Por: Bache3000
Los números salen del propio buscador público de sentencias del Poder Judicial de Río Negro, esa herramienta que la Justicia presenta como bandera de transparencia desde diciembre de 2023. Y transparenta, sí, pero también expone: entre el lunes de la semana pasada y el miércoles, se emitieron 253 sentencias definitivas, 296 interlocutorias, 9 homologaciones y 2 monitorias. De las interlocutorias, el 79% tuvo que ver con violencia. De las definitivas, más del 90%.

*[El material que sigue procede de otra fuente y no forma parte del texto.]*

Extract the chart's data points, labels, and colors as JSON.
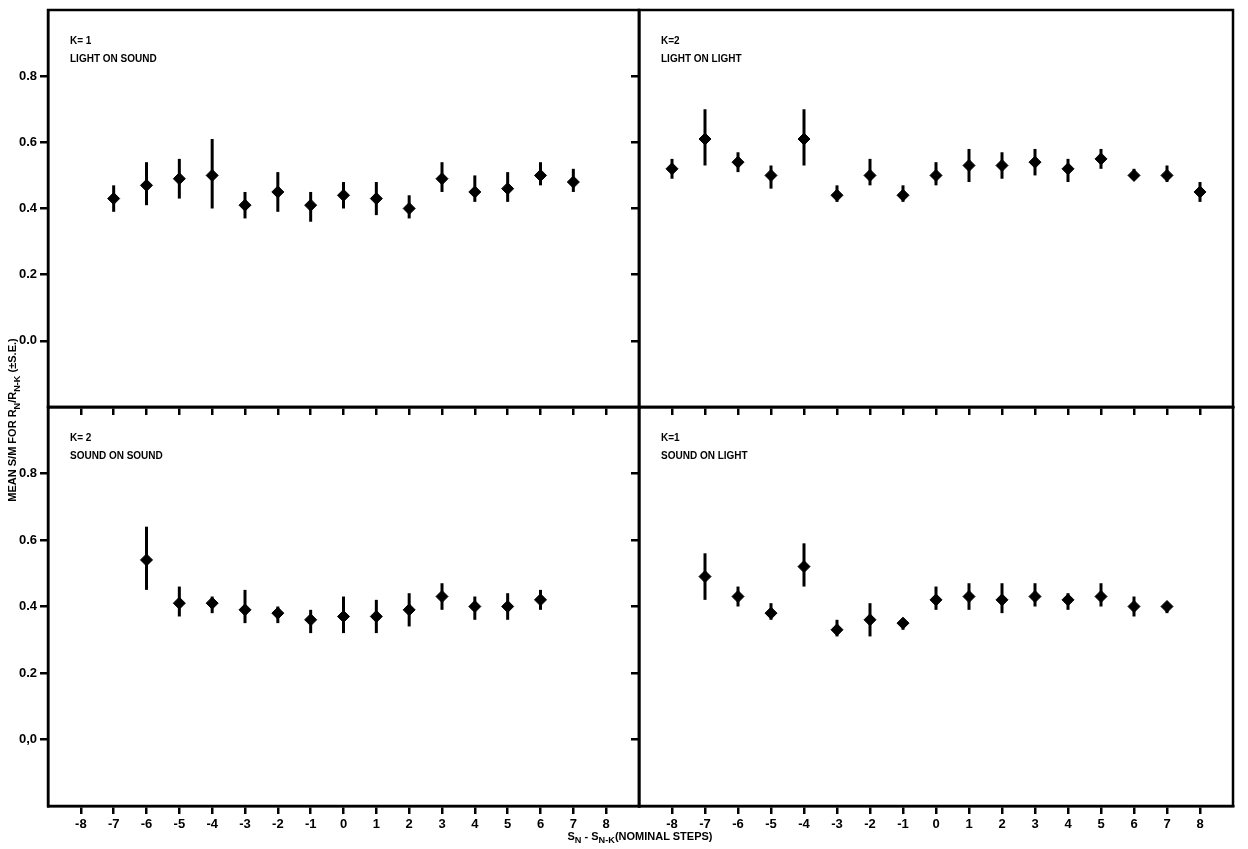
{
  "chart_data": [
    {
      "type": "scatter",
      "title": "K= 1",
      "subtitle": "LIGHT ON SOUND",
      "ylabel": "MEAN S/M FOR R$_{N}$/R$_{N-K}$ (±S.E.)",
      "x": [
        -7,
        -6,
        -5,
        -4,
        -3,
        -2,
        -1,
        0,
        1,
        2,
        3,
        4,
        5,
        6,
        7
      ],
      "marker": "diamond",
      "tick_labels": "y",
      "series": [
        {
          "color": "#000000",
          "values": [
            0.43,
            0.47,
            0.49,
            0.5,
            0.41,
            0.45,
            0.41,
            0.44,
            0.43,
            0.4,
            0.49,
            0.45,
            0.46,
            0.5,
            0.48
          ],
          "errors": [
            [
              0.39,
              0.47
            ],
            [
              0.41,
              0.54
            ],
            [
              0.43,
              0.55
            ],
            [
              0.4,
              0.61
            ],
            [
              0.37,
              0.45
            ],
            [
              0.39,
              0.51
            ],
            [
              0.36,
              0.45
            ],
            [
              0.4,
              0.48
            ],
            [
              0.38,
              0.48
            ],
            [
              0.37,
              0.44
            ],
            [
              0.45,
              0.54
            ],
            [
              0.42,
              0.5
            ],
            [
              0.42,
              0.51
            ],
            [
              0.47,
              0.54
            ],
            [
              0.45,
              0.52
            ]
          ]
        }
      ],
      "xlim": [
        -9,
        9
      ],
      "xticks": [
        -8,
        -7,
        -6,
        -5,
        -4,
        -3,
        -2,
        -1,
        0,
        1,
        2,
        3,
        4,
        5,
        6,
        7,
        8
      ],
      "ylim": [
        -0.2,
        1.0
      ],
      "yticks": [
        {
          "value": 0,
          "label": "0.0"
        },
        0.2,
        0.4,
        0.6,
        0.8
      ]
    },
    {
      "type": "scatter",
      "title": "K=2",
      "subtitle": "LIGHT ON LIGHT",
      "x": [
        -8,
        -7,
        -6,
        -5,
        -4,
        -3,
        -2,
        -1,
        0,
        1,
        2,
        3,
        4,
        5,
        6,
        7,
        8
      ],
      "marker": "diamond",
      "tick_labels": false,
      "series": [
        {
          "color": "#000000",
          "values": [
            0.52,
            0.61,
            0.54,
            0.5,
            0.61,
            0.44,
            0.5,
            0.44,
            0.5,
            0.53,
            0.53,
            0.54,
            0.52,
            0.55,
            0.5,
            0.5,
            0.45
          ],
          "errors": [
            [
              0.49,
              0.55
            ],
            [
              0.53,
              0.7
            ],
            [
              0.51,
              0.57
            ],
            [
              0.46,
              0.53
            ],
            [
              0.53,
              0.7
            ],
            [
              0.42,
              0.47
            ],
            [
              0.47,
              0.55
            ],
            [
              0.42,
              0.47
            ],
            [
              0.47,
              0.54
            ],
            [
              0.48,
              0.58
            ],
            [
              0.49,
              0.57
            ],
            [
              0.5,
              0.58
            ],
            [
              0.48,
              0.55
            ],
            [
              0.52,
              0.58
            ],
            [
              0.49,
              0.52
            ],
            [
              0.48,
              0.53
            ],
            [
              0.42,
              0.48
            ]
          ]
        }
      ],
      "xlim": [
        -9,
        9
      ],
      "xticks": [
        -8,
        -7,
        -6,
        -5,
        -4,
        -3,
        -2,
        -1,
        0,
        1,
        2,
        3,
        4,
        5,
        6,
        7,
        8
      ],
      "ylim": [
        -0.2,
        1.0
      ],
      "yticks": [
        0,
        0.2,
        0.4,
        0.6,
        0.8
      ]
    },
    {
      "type": "scatter",
      "title": "K= 2",
      "subtitle": "SOUND ON SOUND",
      "xlabel": "S$_{N}$ - S$_{N-K}$(NOMINAL STEPS)",
      "x": [
        -6,
        -5,
        -4,
        -3,
        -2,
        -1,
        0,
        1,
        2,
        3,
        4,
        5,
        6
      ],
      "marker": "diamond",
      "series": [
        {
          "color": "#000000",
          "values": [
            0.54,
            0.41,
            0.41,
            0.39,
            0.38,
            0.36,
            0.37,
            0.37,
            0.39,
            0.43,
            0.4,
            0.4,
            0.42
          ],
          "errors": [
            [
              0.45,
              0.64
            ],
            [
              0.37,
              0.46
            ],
            [
              0.38,
              0.43
            ],
            [
              0.35,
              0.45
            ],
            [
              0.35,
              0.4
            ],
            [
              0.32,
              0.39
            ],
            [
              0.32,
              0.43
            ],
            [
              0.32,
              0.42
            ],
            [
              0.34,
              0.44
            ],
            [
              0.39,
              0.47
            ],
            [
              0.36,
              0.43
            ],
            [
              0.36,
              0.44
            ],
            [
              0.39,
              0.45
            ]
          ]
        }
      ],
      "xlim": [
        -9,
        9
      ],
      "xticks": [
        -8,
        -7,
        -6,
        -5,
        -4,
        -3,
        -2,
        -1,
        0,
        1,
        2,
        3,
        4,
        5,
        6,
        7,
        8
      ],
      "ylim": [
        -0.2,
        1.0
      ],
      "yticks": [
        {
          "value": 0,
          "label": "0,0"
        },
        0.2,
        0.4,
        0.6,
        0.8
      ]
    },
    {
      "type": "scatter",
      "title": "K=1",
      "subtitle": "SOUND ON LIGHT",
      "x": [
        -7,
        -6,
        -5,
        -4,
        -3,
        -2,
        -1,
        0,
        1,
        2,
        3,
        4,
        5,
        6,
        7
      ],
      "marker": "diamond",
      "tick_labels": "x",
      "series": [
        {
          "color": "#000000",
          "values": [
            0.49,
            0.43,
            0.38,
            0.52,
            0.33,
            0.36,
            0.35,
            0.42,
            0.43,
            0.42,
            0.43,
            0.42,
            0.43,
            0.4,
            0.4
          ],
          "errors": [
            [
              0.42,
              0.56
            ],
            [
              0.4,
              0.46
            ],
            [
              0.36,
              0.41
            ],
            [
              0.46,
              0.59
            ],
            [
              0.31,
              0.36
            ],
            [
              0.31,
              0.41
            ],
            [
              0.33,
              0.36
            ],
            [
              0.39,
              0.46
            ],
            [
              0.39,
              0.47
            ],
            [
              0.38,
              0.47
            ],
            [
              0.4,
              0.47
            ],
            [
              0.39,
              0.44
            ],
            [
              0.4,
              0.47
            ],
            [
              0.37,
              0.43
            ],
            [
              0.38,
              0.41
            ]
          ]
        }
      ],
      "xlim": [
        -9,
        9
      ],
      "xticks": [
        -8,
        -7,
        -6,
        -5,
        -4,
        -3,
        -2,
        -1,
        0,
        1,
        2,
        3,
        4,
        5,
        6,
        7,
        8
      ],
      "ylim": [
        -0.2,
        1.0
      ],
      "yticks": [
        0,
        0.2,
        0.4,
        0.6,
        0.8
      ]
    }
  ]
}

Traducido: aunque los plazos ordinarios se suspenden durante la feria, los casos de violencia familiar y de género no esperan. La Ley Orgánica del Poder Judicial los incluye entre los "casos urgentes" que deben atenderse los 365 días del año, junto con hábeas corpus, cuotas alimentarias y medidas cautelares. Pero cuando ocho de cada diez fallos de un período que debería ser de menor actividad terminan siendo por violencia, el concepto de "urgencia" empieza a parecerse más a una emergencia sostenida que a una excepción.
El fuero Penal ni siquiera entra en esta cuenta: sus audiencias —formulaciones de cargos, Cámara Gesell, revisión de cautelares— se manejan aparte, a través de la Oficina Judicial, y también funcionan todos los días del año. Es decir, la cifra de 439 sentencias por violencia doméstica es un piso, no un techo.
Las homologaciones, la porción más chica del total, correspondieron a acuerdos laborales y de daños y perjuicios, casi una nota al pie frente al volumen de causas que involucran violencia familiar, protección de derechos de niños, niñas y adolescentes, y procesos de capacidad restringida.
El Poder Judicial puede exhibir sus números como un logro de accesibilidad —y lo son, en términos de acceso a la información—. Pero leídos con atención, esos mismos números también funcionan como diagnóstico: en Río Negro, ni las ferias frenan la violencia. Y la pregunta que queda picando no es si la Justicia responde a tiempo, sino por qué la demanda nunca da tregua.